I found this description of “ecclesial Catholic” interesting, because this is basically what we were taught in our preparation for entering the Catholic Church. “Where is Peter, there is the Church” was an essential part of ecclesiology we had to accept in order to come into full communion with the Successor of Peter and rightfully, juridically call ourselves Catholic. No more could we say, well, I’m catholic, just not Roman Catholic, as if official membership and communion with the Bishop of Rome was not essential.
Then, however, I think Mike Lewis sets up a false dichotomy.
Many of those who reject Francis’s position, and instead appeal to earlier teachings or scriptural understandings as the higher authority can be said to have a fundamentalist approach. For the fundamentalist Catholic, the highest Magisterial authority is the Tradition itself, as understood by the Church as handed down from the Apostles. The fundamentalist will reject Petrine authority or new doctrinal developments promulgated by the Holy See, if, in light of their understanding of Tradition, they determine that the new teaching does not conform to it. If the teaching of the current pope does not appear to them to align with the traditional understanding, they will appeal to the teachings of prior popes that they believe contradicts the new teaching.
While I do think there are people who take a fundamentalist approach —who use proof texts from papal encyclicals the way Protestant evangelicals can sometimes use Scriptural proof texts to defend their positions, this is a stereotype and borders on smear.
I do not think one is necessarily either in one camp or the other, but there is a spectrum, and many nuances where one might find oneself.
I admit, it was much easier to be an ecclesial Catholic under Pope Benedict XVI! I also think Catholics who hold to Tradition also believe in the teachings regarding Peter as the sign of unity and, guided by the Holy Spirit, the guarantor of the faith. So one who truly holds to Tradition is also an ecclesial Catholic.

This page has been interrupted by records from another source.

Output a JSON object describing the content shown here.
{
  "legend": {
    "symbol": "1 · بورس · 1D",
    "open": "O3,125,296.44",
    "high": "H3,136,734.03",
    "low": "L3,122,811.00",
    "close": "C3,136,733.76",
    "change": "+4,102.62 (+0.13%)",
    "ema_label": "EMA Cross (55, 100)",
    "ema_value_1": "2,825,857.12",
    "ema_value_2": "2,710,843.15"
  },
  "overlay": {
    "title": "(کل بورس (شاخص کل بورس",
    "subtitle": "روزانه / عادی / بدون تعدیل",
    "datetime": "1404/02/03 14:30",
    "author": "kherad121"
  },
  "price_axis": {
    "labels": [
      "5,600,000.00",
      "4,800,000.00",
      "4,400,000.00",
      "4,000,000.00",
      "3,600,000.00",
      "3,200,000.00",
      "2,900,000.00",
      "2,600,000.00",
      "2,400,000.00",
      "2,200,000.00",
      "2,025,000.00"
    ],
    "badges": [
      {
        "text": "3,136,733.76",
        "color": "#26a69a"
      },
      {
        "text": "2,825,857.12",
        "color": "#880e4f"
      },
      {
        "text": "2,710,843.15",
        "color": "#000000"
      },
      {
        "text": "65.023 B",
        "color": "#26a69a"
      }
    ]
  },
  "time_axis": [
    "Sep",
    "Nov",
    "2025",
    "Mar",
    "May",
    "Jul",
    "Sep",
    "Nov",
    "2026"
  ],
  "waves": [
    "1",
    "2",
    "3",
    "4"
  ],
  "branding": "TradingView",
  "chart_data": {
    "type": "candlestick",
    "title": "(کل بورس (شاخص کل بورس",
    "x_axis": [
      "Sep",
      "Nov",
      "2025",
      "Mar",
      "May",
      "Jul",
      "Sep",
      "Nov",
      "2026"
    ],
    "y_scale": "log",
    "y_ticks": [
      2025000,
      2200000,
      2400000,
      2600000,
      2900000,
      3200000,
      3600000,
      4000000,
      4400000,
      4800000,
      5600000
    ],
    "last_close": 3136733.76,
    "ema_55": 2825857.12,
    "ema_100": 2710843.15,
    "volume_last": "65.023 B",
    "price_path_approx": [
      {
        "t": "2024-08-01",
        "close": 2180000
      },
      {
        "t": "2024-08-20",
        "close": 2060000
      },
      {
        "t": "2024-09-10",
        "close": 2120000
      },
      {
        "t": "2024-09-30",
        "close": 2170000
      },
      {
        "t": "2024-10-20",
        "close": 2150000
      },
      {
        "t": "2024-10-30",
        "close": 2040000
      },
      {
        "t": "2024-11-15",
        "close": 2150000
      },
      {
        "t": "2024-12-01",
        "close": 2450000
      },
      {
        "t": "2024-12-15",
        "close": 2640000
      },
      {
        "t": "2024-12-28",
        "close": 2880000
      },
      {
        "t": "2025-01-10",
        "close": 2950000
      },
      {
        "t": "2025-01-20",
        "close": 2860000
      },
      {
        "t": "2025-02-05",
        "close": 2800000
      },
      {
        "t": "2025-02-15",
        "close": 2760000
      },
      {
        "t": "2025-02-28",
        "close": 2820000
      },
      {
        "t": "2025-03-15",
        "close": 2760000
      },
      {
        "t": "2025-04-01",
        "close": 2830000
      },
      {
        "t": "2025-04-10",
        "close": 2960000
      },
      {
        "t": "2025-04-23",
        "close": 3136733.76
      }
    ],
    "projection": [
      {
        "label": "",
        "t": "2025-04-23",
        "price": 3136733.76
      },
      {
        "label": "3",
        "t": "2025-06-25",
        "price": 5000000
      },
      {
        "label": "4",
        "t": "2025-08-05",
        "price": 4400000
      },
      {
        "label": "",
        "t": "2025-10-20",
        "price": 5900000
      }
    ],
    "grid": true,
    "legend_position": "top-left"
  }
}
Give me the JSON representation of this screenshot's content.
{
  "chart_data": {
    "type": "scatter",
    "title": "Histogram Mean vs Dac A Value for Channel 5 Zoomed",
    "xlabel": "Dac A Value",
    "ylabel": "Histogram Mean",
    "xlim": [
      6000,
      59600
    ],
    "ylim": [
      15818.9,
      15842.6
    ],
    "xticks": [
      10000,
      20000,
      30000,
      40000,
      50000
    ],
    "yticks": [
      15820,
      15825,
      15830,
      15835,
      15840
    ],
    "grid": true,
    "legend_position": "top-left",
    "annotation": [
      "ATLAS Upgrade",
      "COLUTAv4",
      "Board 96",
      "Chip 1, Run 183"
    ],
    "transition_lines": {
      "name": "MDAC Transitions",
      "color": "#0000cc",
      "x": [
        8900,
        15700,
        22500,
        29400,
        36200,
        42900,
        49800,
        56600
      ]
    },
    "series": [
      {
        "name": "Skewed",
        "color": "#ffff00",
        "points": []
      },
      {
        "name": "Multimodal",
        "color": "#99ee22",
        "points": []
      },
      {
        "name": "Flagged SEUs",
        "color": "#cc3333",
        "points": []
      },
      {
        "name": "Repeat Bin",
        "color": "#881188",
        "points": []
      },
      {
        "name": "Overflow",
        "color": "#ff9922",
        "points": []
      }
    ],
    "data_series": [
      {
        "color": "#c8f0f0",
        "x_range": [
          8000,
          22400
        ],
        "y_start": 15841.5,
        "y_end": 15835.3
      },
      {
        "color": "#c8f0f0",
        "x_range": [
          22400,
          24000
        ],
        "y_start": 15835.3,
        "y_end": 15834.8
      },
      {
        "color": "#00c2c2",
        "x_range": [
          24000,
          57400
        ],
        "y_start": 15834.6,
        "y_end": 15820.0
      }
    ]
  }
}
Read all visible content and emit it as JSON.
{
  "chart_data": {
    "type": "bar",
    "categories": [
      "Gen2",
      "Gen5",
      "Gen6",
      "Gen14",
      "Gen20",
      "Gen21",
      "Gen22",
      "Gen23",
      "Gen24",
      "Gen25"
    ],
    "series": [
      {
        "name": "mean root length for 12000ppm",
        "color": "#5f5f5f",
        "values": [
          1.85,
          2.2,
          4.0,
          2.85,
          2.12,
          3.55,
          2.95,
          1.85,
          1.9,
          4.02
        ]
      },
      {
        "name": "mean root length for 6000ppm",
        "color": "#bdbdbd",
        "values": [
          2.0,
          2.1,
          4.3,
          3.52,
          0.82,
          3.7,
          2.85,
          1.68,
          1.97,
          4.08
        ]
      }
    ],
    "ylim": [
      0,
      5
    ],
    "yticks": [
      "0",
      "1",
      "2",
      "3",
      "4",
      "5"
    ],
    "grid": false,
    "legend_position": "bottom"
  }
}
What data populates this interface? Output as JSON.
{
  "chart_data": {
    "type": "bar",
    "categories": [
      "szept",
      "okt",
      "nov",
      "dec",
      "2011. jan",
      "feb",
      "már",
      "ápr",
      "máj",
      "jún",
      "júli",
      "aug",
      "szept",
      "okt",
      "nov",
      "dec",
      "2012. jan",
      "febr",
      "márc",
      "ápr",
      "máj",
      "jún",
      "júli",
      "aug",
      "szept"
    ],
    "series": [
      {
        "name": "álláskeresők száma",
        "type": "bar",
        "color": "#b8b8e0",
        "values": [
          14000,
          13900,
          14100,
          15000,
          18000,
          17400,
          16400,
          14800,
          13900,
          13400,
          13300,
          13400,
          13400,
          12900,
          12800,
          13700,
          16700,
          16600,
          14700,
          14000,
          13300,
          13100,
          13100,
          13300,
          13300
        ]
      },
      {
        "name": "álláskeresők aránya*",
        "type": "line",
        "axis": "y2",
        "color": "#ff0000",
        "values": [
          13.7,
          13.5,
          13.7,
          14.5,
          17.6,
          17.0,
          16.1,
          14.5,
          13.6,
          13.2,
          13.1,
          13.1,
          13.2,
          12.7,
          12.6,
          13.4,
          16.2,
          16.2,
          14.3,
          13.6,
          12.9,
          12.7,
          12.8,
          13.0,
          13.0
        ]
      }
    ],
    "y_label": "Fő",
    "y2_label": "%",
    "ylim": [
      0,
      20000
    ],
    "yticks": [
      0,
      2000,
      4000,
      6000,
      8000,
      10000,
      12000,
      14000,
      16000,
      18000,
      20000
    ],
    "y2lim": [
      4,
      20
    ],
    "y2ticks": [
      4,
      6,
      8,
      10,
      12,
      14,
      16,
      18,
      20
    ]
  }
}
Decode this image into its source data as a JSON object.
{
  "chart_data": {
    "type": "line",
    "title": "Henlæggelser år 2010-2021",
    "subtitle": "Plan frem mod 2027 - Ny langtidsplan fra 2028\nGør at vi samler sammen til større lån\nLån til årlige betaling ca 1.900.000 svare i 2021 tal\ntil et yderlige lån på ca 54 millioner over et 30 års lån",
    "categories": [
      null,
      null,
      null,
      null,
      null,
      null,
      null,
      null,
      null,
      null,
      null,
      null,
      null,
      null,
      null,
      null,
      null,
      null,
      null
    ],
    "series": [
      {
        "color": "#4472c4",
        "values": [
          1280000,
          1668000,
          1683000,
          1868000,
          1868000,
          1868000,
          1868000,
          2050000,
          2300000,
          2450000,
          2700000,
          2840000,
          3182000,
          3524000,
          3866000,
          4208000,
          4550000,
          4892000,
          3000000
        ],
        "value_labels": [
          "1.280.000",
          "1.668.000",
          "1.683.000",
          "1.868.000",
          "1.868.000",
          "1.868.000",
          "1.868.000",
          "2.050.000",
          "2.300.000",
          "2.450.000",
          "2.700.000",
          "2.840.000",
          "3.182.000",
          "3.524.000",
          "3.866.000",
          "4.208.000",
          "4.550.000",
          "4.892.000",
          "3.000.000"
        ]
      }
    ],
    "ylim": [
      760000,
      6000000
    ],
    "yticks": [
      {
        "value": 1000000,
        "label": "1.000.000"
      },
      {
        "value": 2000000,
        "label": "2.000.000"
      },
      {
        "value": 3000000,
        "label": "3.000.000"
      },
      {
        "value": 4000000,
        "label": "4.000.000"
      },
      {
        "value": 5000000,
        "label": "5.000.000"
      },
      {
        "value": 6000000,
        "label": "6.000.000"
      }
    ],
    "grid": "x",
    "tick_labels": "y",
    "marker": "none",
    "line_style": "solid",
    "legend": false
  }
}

But, we are living in a state of tension right now, because Peter seems to be contradicting Peter or at least opening up the possibility and what does that say about the Catholic faith? Does it mean Tradition is meaningless and we are all merely legal positivists now and therefore no matter what comes out of a Pope’s mouth is what we must believe, until the next Pope and then we must just as docilely accept what he says, even if he totally undermines the magisterium of his predecessor?